Scaffold-Projection Loss
The scaffold-projection loss anchors scaffold nodes to projected 2-D tracks, preventing drift (especially for thin, fast-moving segments) otherwise unaddressed by ARAP regularization.
Figure 7: Scaffold-projection loss maintains track-to-scaffold consistency, culling spatial drift in thin or highly articulated regions.
Experimental Results
Quantitative Comparisons
On DyCheck [gao2022monocular], the method outperforms baseline monocular DGS systems Shape of Motion [wang2024shape] and MoSca [lei2024mosca] across PSNR, SSIM, and LPIPS metrics in both pose-free RGB and depth+pose regimes. On NVIDIA multi-view videos, results are marginally higher than MoSca and clearly better than RoDynRF [liu2023robust].
Ablation Studies
Mask-guided point tracking and re-ID, scaffold-projection loss, and virtual-view depth regularization each contribute to geometric and appearance improvement, especially for thin moving regions and occlusion-heavy sequences.

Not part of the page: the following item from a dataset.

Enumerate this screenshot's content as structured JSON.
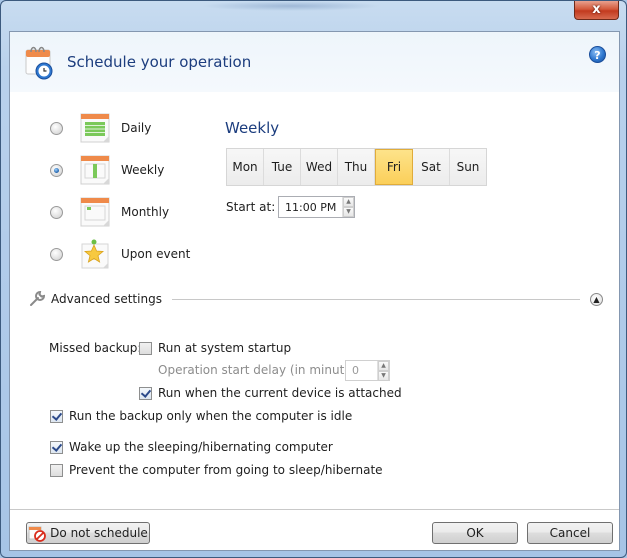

Figure 8: Comparative view synthesis on iPhone dataset; proposed method preserves texture and geometry in challenging dynamic regions compared to baselines.
Figure 9: Skeleton sampling increases fidelity in thin regions compared to uniform EPI error mask sampling.
Figure 10: Track re-identification staves off occlusion-induced failures compared to baseline trackers.
Figure 11: Scaffold-projection loss ablation—critical for maintaining spatial correspondence in articulated regions.




Figure 12: Local depth refinement further improves fine structure preservation.
Figure 13: Depth refinement sharply affects novel view synthesis, restoring true object geometry.
Figure 14: Virtual-view depth loss ablation; presence yields superior artifact-free novel viewpoints.
Implications and Future Directions
The results demonstrate the significant impact of leveraging and refining foundation model outputs—specifically segmentation, depth estimation, and point tracking—rather than solely elaborating scene representations. The pipeline achieves state-of-the-art results in dynamic monocular video, fully automatically, and demonstrates robustness to challenging in-the-wild sequences (DAVIS). Practically, it advances AR/VR content workflows where sensor and calibration scarcity is common.
Theoretically, the approach highlights the bottleneck shift from physical representations to prior quality and supervisory signal alignment in contemporary dynamic reconstruction. Future development in text/image/video foundation models and tracking will directly carry over to further gains in scene fidelity. Integrating generative video models may address present limitations in handling motion blur and unseen regions.
Conclusion
This work demonstrates that targeted enhancement of segmentation, depth, and track priors—combined with loss terms designed to propagate these improvements—substantially advances the performance envelope of monocular dynamic scene reconstruction with Gaussian Splatting. The approach is modular, scalable, and readily extensible to new vision priors, setting the stage for further improvements in both algorithmic sophistication and practical deployability.





Figure 15: Qualitative improvements in DAVIS dataset synthesis; proposed pipeline robustly reconstructs dynamic scenes with fine detail and background integrity.